21. The method of claim 1, wherein the triplet is constructed using a resource description framework.

22. The method of claim 1, wherein the content of the pertinent evidence is structured in accordance with one of: domain and specialty.

23. The method of claim 22, wherein the pertinent evidence is structured in accordance with a document-clustering tool.

24. The method of claim 1, wherein the step of selecting includes utilizing a neural network, or a combination of a genetic algorithm with a learning classifier system (e.g. neural network, naïve Bayesian classifier, k-nearest neighbor classifier, self-organizing map, support vector machine or the like).

25. The method of claim 1, wherein the triplet is constructed using RDF notation.

26. The method of claim 1, wherein the step of searching implements a natural language parsing approach, utilizing the triplet, to search the pool of available biomedical literature.

27. The method of claim 7, wherein the adaptive refinement includes the steps of:

selectively grouping the extracted pertinent evidence;

presenting the results of the selective grouping in order that a user may access, read and/or study, wherein an identifier is generated and attributed to a particular group upon selection of said particular grouping by the user for access, reading or studying; and

adjusting said triplets based on one or more said identifier.

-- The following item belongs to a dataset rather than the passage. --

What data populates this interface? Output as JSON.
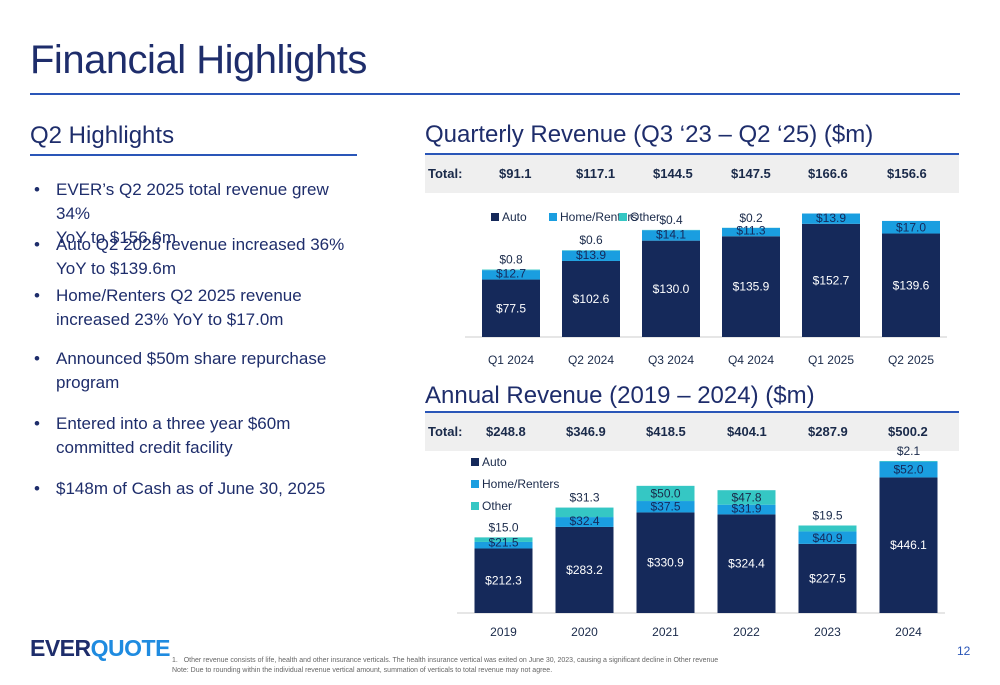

28. The method of claim 27, wherein said step of adjusting includes further searching the body of evidence utilizing said adjusted triplets.

29. The method of claim 2, wherein if said step of outputting the pertinent evidence finds no pertinent evidence, further analysis implemented to deduce whether there is a dearth of pertinent evidence relating to said triplets, or that said triplets are inaccurate for the intended collection.

30. A computer readable medium comprising a set of instructions that may be implemented on a general purpose computer for carrying out the method of claim 1.

31. A system for collecting pertinent evidence from a pool of evidence, said evidence qualified as pertinent evidence in accordance with predicate relationships linking subjects and objects, comprising: a subject database comprising subject hierarchies comprising subjective elements, the subjective elements representing varying and derivative characteristics of said at least one subject; an object database comprising object hierarchies comprising objective elements, the objective elements representing varying, derivative and/or synonymous representations of the object; a relationship database which includes operability for detecting any number of causal or linking relationships between the subjective and objective elements, and encoding a plurality of subject/predicate/object triplets based on said detecting; a processor which implements a natural language parsing approach on the pool of evidence, utilizing said triplets, in order to extract said pertinent evidence;

a selector for communicating at least subject definition into the system;

32. The system of claim 31, wherein the at least one subject is a biomolecule, and the object is a disease, disorder, syndrome or abnormality.

33. The system of claim 31, wherein the subject, object and relationship databases comprise subject, object and relationship ontologies.

34. The system of claim 31, wherein the selector, the subject database, the object database, the relationship database and processor comprise a distributed network.

35. The system of claim 31, wherein the selector identifies the at least one subject utilizing a statistical process.

36. The system of claim 31, wherein the processor includes an ability to present each piece of relevant data as a biomolecule/relationship/disease/reference format.

37. The system of claim 31, further including a document clustering tool, wherein the pool of available evidence is documentary, and the clustering tool groups the pertinent documents according to at least one of domain, specialty, publication type, strength of evidence, and like grouping qualifications.

38. The system of claim 31, wherein the processor identifies and assigns attributes to accessed documents, refines the encoding performed by the relationship database in accordance the attributes to generate refined triplets, and causes a re-parsing of the evidence using the refined triplets.